The radicals’ homophobic and emasculating rhetoric towards men reflects a belief that women cannot form genuine friendships or romantic relationships with men, as men’s ‘essential’ orientation is assumed to be toward other men. While this perspective diverges from mainstream global feminism, it is not surprising considering the context. In contrast to Western feminists, who are more likely to find unity with other left-wing causes, including LGBTQ rights and environmentalism, Chinese feminists often disagree on such issues. Some online factions often described as ‘radical feminists’ may see others as mere intellectuals who fail to practice what they preach, and thus regard themselves as the only ‘true’ feminists in solitude. Meanwhile, other feminists feel an even deeper solitude, believing themselves to be bad feminists for not conforming to the movement’s ideological expectations. This divergence results in a loose network: within large groups, not only does geographical distance create physical isolation, but the emotional distance between individuals intensifies the feeling of fighting a solitary battle.

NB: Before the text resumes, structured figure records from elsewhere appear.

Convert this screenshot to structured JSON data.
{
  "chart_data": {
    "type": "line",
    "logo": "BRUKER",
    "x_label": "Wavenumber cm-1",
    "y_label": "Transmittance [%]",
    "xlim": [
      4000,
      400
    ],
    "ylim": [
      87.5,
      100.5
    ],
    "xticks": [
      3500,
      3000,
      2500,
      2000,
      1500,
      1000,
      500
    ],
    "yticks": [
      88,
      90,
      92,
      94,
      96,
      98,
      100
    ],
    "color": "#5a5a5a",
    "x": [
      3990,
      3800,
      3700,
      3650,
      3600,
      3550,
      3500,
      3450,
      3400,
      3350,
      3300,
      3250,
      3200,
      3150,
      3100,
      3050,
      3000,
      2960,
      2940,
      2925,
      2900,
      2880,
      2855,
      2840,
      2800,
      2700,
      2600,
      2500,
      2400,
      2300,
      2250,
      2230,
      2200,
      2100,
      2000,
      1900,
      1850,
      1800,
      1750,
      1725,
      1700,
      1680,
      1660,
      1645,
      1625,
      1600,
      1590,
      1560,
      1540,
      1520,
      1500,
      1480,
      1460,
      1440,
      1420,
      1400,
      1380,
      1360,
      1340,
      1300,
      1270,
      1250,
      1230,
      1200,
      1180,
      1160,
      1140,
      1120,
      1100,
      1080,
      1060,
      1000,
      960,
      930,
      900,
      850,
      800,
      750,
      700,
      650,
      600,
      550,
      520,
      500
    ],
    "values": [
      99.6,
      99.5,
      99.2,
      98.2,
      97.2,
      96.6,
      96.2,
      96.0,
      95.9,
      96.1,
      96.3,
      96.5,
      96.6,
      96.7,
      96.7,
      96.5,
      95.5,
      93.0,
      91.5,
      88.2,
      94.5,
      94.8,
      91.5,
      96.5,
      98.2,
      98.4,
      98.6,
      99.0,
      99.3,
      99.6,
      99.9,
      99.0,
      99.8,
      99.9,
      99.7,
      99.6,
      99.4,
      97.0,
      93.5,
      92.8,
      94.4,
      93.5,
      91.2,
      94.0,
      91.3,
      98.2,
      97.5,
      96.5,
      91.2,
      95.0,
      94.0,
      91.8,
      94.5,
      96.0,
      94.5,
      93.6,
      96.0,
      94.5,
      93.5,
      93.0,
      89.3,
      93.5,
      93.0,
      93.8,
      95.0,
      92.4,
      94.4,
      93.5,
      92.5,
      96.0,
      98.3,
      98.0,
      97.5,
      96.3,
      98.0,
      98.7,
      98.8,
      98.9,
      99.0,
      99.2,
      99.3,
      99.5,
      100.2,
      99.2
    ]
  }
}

The trajectory of Chinese feminism illustrates a microcosm of the global struggle between solidarity and solitude when activism is faced with both external pressure and internal conflict. Feminism, however, cannot be reduced to a battle between binary genders as opposing forces. Radicalism may have served as a necessary catalyst for change, but its influence is not harmless. Building solidarity between straight feminists, lesbians, and other sexual minorities across class divisions requires recognizing patriarchy as the common oppressor, one that privileges a few while also exploiting women, lower-class men and men who are sexual minorities through a hierarchical system that exerts control over gender, power, culture and the economy. Whether expressed through offline protests or screens, Chinese feminism continues to negotiate the fragile balance between solitude and solidarity, a balance that defines the politics of resistance in the twenty-first century.
Aijia He is a second-year Psychology and Philosophy (PPL) student at Brasenose College, Oxford. Her academic interests range from ethics to cognitive science.